When the author pushes a new commit, check coverage:

# Get changed files from the new commit
gh pr diff <PR> --repo ChainSafe/lodestar --name-only > /tmp/changed-files.txt
python3 ~/.openclaw/workspace/scripts/review/track-findings.py check <PR> \
  --changed-files $(cat /tmp/changed-files.txt | tr '\n' ' ')

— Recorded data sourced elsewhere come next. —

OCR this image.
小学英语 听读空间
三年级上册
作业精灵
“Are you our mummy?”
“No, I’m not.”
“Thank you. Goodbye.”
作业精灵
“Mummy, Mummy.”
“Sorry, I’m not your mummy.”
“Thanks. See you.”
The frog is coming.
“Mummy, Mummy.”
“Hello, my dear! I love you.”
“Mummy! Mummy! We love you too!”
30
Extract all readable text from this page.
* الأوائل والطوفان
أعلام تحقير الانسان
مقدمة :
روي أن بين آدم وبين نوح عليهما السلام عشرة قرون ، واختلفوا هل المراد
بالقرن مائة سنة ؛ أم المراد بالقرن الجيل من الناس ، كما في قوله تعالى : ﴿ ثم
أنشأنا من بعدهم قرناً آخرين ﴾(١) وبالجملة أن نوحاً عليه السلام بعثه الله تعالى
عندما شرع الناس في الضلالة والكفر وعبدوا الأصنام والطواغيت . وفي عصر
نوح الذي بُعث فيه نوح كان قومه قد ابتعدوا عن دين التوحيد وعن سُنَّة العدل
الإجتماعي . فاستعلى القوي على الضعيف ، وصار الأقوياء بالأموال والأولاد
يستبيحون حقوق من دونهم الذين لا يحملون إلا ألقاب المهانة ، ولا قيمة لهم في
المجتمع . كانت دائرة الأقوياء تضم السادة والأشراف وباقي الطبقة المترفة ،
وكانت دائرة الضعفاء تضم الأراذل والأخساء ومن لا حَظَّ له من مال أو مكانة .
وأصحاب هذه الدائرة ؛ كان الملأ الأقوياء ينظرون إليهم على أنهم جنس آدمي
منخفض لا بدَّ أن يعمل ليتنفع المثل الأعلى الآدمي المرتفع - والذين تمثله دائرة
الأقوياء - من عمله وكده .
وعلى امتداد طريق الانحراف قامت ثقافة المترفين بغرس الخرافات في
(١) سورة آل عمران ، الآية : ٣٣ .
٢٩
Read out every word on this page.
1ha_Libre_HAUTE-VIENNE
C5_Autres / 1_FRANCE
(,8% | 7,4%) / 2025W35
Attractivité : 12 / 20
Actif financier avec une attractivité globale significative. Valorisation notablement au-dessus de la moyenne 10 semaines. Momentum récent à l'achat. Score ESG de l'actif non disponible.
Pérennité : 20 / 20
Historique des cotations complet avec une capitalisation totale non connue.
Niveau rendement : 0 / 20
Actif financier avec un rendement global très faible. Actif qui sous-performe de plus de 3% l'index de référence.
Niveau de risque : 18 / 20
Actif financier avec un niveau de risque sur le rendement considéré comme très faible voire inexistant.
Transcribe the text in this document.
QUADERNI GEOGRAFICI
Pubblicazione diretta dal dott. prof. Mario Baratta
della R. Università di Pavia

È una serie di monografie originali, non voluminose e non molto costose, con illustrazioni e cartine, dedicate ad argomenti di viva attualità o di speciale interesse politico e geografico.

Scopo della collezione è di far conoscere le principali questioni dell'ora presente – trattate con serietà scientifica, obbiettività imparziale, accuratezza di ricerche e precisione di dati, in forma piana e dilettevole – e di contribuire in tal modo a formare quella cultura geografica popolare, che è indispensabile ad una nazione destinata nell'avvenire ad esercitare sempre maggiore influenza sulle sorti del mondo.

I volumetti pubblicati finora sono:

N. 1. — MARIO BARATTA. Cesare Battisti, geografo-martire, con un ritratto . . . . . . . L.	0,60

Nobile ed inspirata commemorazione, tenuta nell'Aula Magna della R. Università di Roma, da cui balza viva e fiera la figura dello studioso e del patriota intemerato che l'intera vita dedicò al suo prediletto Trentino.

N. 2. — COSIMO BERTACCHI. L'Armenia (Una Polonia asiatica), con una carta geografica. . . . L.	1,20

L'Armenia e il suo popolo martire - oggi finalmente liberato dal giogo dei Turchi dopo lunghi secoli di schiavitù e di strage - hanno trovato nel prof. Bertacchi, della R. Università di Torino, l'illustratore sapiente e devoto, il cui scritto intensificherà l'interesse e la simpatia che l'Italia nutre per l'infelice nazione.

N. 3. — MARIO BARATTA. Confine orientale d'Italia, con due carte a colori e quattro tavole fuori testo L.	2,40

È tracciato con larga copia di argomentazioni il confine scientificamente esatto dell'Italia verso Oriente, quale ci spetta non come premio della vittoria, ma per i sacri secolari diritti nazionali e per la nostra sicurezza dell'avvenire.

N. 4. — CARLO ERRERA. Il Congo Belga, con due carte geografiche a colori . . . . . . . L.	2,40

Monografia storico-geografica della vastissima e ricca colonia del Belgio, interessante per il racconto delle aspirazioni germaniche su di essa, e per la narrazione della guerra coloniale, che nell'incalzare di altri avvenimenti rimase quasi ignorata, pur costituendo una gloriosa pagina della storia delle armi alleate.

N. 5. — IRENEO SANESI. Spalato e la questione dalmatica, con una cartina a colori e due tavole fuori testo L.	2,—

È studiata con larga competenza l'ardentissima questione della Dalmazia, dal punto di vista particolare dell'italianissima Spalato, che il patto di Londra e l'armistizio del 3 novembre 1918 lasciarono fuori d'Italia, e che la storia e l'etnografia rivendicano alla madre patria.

Output: which findings are on changed files (→ verify!) vs. still-untouched files (→ still open).

Mark resolved findings:

python3 ~/.openclaw/workspace/scripts/review/track-findings.py resolve <PR> <id> --commit <sha>

Generate a markdown summary for a GitHub follow-up comment:

python3 ~/.openclaw/workspace/scripts/review/track-findings.py dump <PR>

Escalate stale unresolved findings (default: open critical/major older than 7 days by updated timestamp):

python3 ~/.openclaw/workspace/scripts/review/track-findings.py stale <PR>
# Use --fail-on-match in automation wrappers to raise non-zero exit when stale items exist

Also available: import --markdown <file> (parse free-form reviewer output), import-gh (one-shot bootstrap from GitHub review comments), dedup (group by file+proximity), stale (age/severity stale-finding report).

Tips

For consensus-spec-related changes, cross-reference ~/consensus-specs for correctness
For API changes, cross-reference ~/beacon-APIs (ethereum/beacon-APIs)
The security reviewer is especially valuable for networking/p2p/reqresp changes — consensus clients are adversarial environments
The architect reviewer catches cross-package boundary violations that other reviewers miss
When reviewing ePBS/Gloas code, pay extra attention to ProtoBlock variant handling (twoeths's top concern)
For any new functionality, check if Prometheus metrics are needed (wemeetagain pattern)

Self-Maintenance

If any commands, file paths, URLs, or configurations in this skill are outdated or no longer work, update this SKILL.md with the correct information after completing your current task. Skills should stay accurate and self-healing — fix what you find broken.